Budget 2020 Expectations | What Industry Leaders are Saying About the Upcoming Budget

What Industry Leaders are Saying About the Upcoming Budget 2020
Budget 2020 Expectations from Modi's Government
What Industry Leaders are Saying About the Upcoming Budget 2020
Budget 2020 Expectations from Modi’s Government

All eyes are trained at the upcoming Budget and Finance Minister Nirmala Sitharaman is geared up to present the Union Budget 2020 in the Lok Sabha tomorrow. She has a lot on her platter to focus on. This Budget will be interesting from the point of how the government comes up with measures to control the ongoing economic meltdown. Recently, the Modi government has come under a lot of backlash for the slow rate of economic growth, unemployment and an increase in the inflation rate. Considering that the government is well focussing to revive the sluggish growth of India’s economy, here are some experts from different industries and their budget expectations. (Company names are in alphabetical order)

Budget 2020 Expectations from Industry Leaders:

Company Name

Name and Designation


ASA & Associates Parveen Kumar, National Head

I expect the Finance Minister to keep in mind the real economic scenario. While steps to encourage investment like abolishing long term capital gain tax may help, banking, infra and auto sector need special attention. Hope that tax proposal will be further improved in the direction of long-term policies. It’s time for careful serious action and not just the politics.

Affle (India) Ltd Mr Anuj Khanna Sohum, Founder, Chairman & CEO

We believe that Budget 2020-21 will place a greater focus on digital literacy to increase the penetration of smartphones/internet in smaller towns and rural areas.

We hope that the Budget includes a stimulus policy to incentivise greater investments in local research, development and in areas such as education or health technologies with greater adoption of artificial intelligence, machine learning, cloud computing and blockchain to accelerate the Government’s vision of becoming a $5 trillion economy by 2025.

AxisRooms Mr Anil Kumar Prasanna, CEO

We have seen some promising steps for startups by the recent government starting with the removal of Angel Tax, MSME Loans of 1 Crore and Mudra loans, the key problems persisting the policies are execution. Especially most of the time MSME site for loan approval is always down as even with approval some startups have had problems to secure this loan. Every year we see allocation of a large amount of money for startups, from the last allocation of 10,000 crores, we had only seen 30% allocated or deployed funds that is too less compared to the allotted funds and there is still no accountability if this money has actually gone to the startups or is with fund management companies like SIDBI. We need a more informative website and team to manage like Enterprises in Singapore for all startup related initiatives and assistance.

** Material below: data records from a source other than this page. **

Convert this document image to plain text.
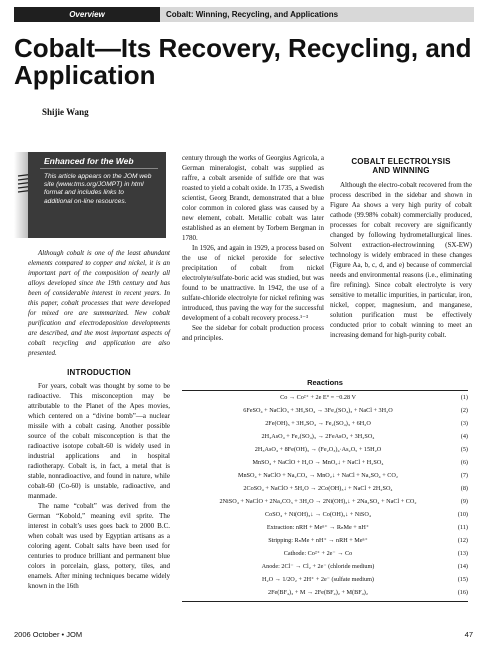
Overview	Cobalt: Winning, Recycling, and Applications
Cobalt—Its Recovery, Recycling, and Application
Shijie Wang
Enhanced for the Web
This article appears on the JOM web site (www.tms.org/JOMPT) in html format and includes links to additional on-line resources.

Although cobalt is one of the least abundant elements compared to copper and nickel, it is an important part of the composition of nearly all alloys developed since the 19th century and has been of considerable interest in recent years. In this paper, cobalt processes that were developed for mixed ore are summarized. New cobalt purification and electrodeposition developments are described, and the most important aspects of cobalt recycling and application are also presented.

INTRODUCTION

For years, cobalt was thought by some to be radioactive. This misconception may be attributable to the Planet of the Apes movies, which centered on a “divine bomb”—a nuclear missile with a cobalt casing. Another possible source of the cobalt misconception is that the radioactive isotope cobalt-60 is widely used in industrial applications and in hospital radiotherapy. Cobalt is, in fact, a metal that is stable, nonradioactive, and found in nature, while cobalt-60 (Co-60) is unstable, radioactive, and manmade.

The name “cobalt” was derived from the German “Kobold,” meaning evil sprite. The interest in cobalt’s uses goes back to 2000 B.C. when cobalt was used by Egyptian artisans as a coloring agent. Cobalt salts have been used for centuries to produce brilliant and permanent blue colors in porcelain, glass, pottery, tiles, and enamels. After mining techniques became widely known in the 16th

century through the works of Georgius Agricola, a German mineralogist, cobalt was supplied as raffre, a cobalt arsenide of sulfide ore that was roasted to yield a cobalt oxide. In 1735, a Swedish scientist, Georg Brandt, demonstrated that a blue color common in colored glass was caused by a new element, cobalt. Metallic cobalt was later established as an element by Torbern Bergman in 1780.

In 1926, and again in 1929, a process based on the use of nickel peroxide for selective precipitation of cobalt from nickel electrolyte/sulfate-boric acid was studied, but was found to be unattractive. In 1942, the use of a sulfate-chloride electrolyte for nickel refining was introduced, thus paving the way for the successful development of a cobalt recovery process.¹⁻³

See the sidebar for cobalt production process and principles.

COBALT ELECTROLYSIS AND WINNING

Although the electro-cobalt recovered from the process described in the sidebar and shown in Figure Aa shows a very high purity of cobalt cathode (99.98% cobalt) commercially produced, processes for cobalt recovery are significantly changed by following hydrometallurgical lines. Solvent extraction-electrowinning (SX-EW) technology is widely embraced in these changes (Figure Aa, b, c, d, and e) because of commercial needs and environmental reasons (i.e., eliminating fire refining). Since cobalt electrolyte is very sensitive to metallic impurities, in particular, iron, nickel, copper, magnesium, and manganese, solution purification must be effectively conducted prior to cobalt winning to meet an increasing demand for high-purity cobalt.

Reactions
Co → Co²⁺ + 2e E° = −0.28 V	(1)
6FeSO₄ + NaClO₃ + 3H₂SO₄ → 3Fe₂(SO₄)₃ + NaCl + 3H₂O	(2)
2Fe(OH)₃ + 3H₂SO₄ → Fe₂(SO₄)₃ + 6H₂O	(3)
2H₃AsO₄ + Fe₂(SO₄)₃ → 2FeAsO₄ + 3H₂SO₄	(4)
2H₃AsO₄ + 8Fe(OH)₃ → (Fe₂O₃)₄·As₂O₅ + 15H₂O	(5)
MnSO₄ + NaClO + H₂O → MnO₂↓ + NaCl + H₂SO₄	(6)
MnSO₄ + NaClO + Na₂CO₃ → MnO₂↓ + NaCl + Na₂SO₄ + CO₂	(7)
2CoSO₄ + NaClO + 5H₂O → 2Co(OH)₃↓ + NaCl + 2H₂SO₄	(8)
2NiSO₄ + NaClO + 2Na₂CO₃ + 3H₂O → 2Ni(OH)₃↓ + 2Na₂SO₄ + NaCl + CO₂	(9)
CoSO₄ + Ni(OH)₃↓ → Co(OH)₃↓ + NiSO₄	(10)
Extraction: nRH + Meⁿ⁺ → RₙMe + nH⁺	(11)
Stripping: RₙMe + nH⁺ → nRH + Meⁿ⁺	(12)
Cathode: Co²⁺ + 2e⁻ → Co	(13)
Anode: 2Cl⁻ → Cl₂ + 2e⁻ (chloride medium)	(14)
H₂O → 1/2O₂ + 2H⁺ + 2e⁻ (sulfate medium)	(15)
2Fe(BF₄)₃ + M → 2Fe(BF₄)₂ + M(BF₄)₂	(16)
2006 October • JOM	47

Azah Shashwat Diesh and Aqib Mohammed, Co-Founder

We hope the government makes changes in the current GST policy for businesses selling Nil GST products and help balance the input-output tax to ensure more competitive prices for the Indian consumers and implement sustainable policies that help increase liquidity in households thereby increasing the consumption in our country in the near future. Also, health, hygiene, and sanitation are some of the major concerns in India. It is the need of the hour. The Government should recognize menstrual hygiene products as a necessity for the betterment of society and realize its significance in socio-economic growth. Although sanitary products are tax-free in India, the cost of running a business has gone up for businesses that primarily sell only GST free products (products with Nil GST).

Cosmo Films Ltd Mr Neeraj Jain, CFO

We expect that the government would bring in more business-friendly policies and take steps to reduce regulatory compliances, thereby creating a holistic environment for ease of doing business. Removal of MAT from SEZ and simplification of domestic sales from SEZ will give the required boost to the manufacturing industry.

Last but not the least, removal of capital gain from equity transactions will facilitate overall market capitalization of the stock market.

Continua Kids Himani Narula Khanna (Co-Founder & Director)  and Pooja Grover Kapoor (Co-Founder & Director)

India’s healthcare has been unique in a way that private sector contributes equally to or more than the government sector whereby the people working in the private sector, especially those who are startups look forward to the government not only for directions but also help. It is not an easy task for any startup to show a turnaround more so in a brick and mortar model prevalent in healthcare. We are quite optimistic that this government has already given a lot of focus on the startup ecosystem and with every passing year it’s going to increase. It’s easy to start-up and to lose also if not provided with adequate support from everyone around especially from the government. There are hardly few people in healthcare who are trying to revolutionise and who don’t have deep pockets otherwise providing world-class healthcare to the needy is not an easy task.

Cianna Capital Mr Upmanyu Misra, Co-founder & CEO

The NDA government has achieved a decisive mandate that will not be tested for at least 2-3 years. Therefore, I hope they focus on fixing infrastructural issues in the economy rather than falling in the trap of synthetically aiming for 6% growth.

Inflation and interest rates are in a manageable range. The budget should be geared towards fixing jobs which will be the key for long term growth. For that, we need a positive mood within Corporates. But Corporates need help with their balance sheet. This help can be provided via a two-pronged strategy – make foreign equity route palatable for all stakeholders and provide tax exemptions in a meaningful manner.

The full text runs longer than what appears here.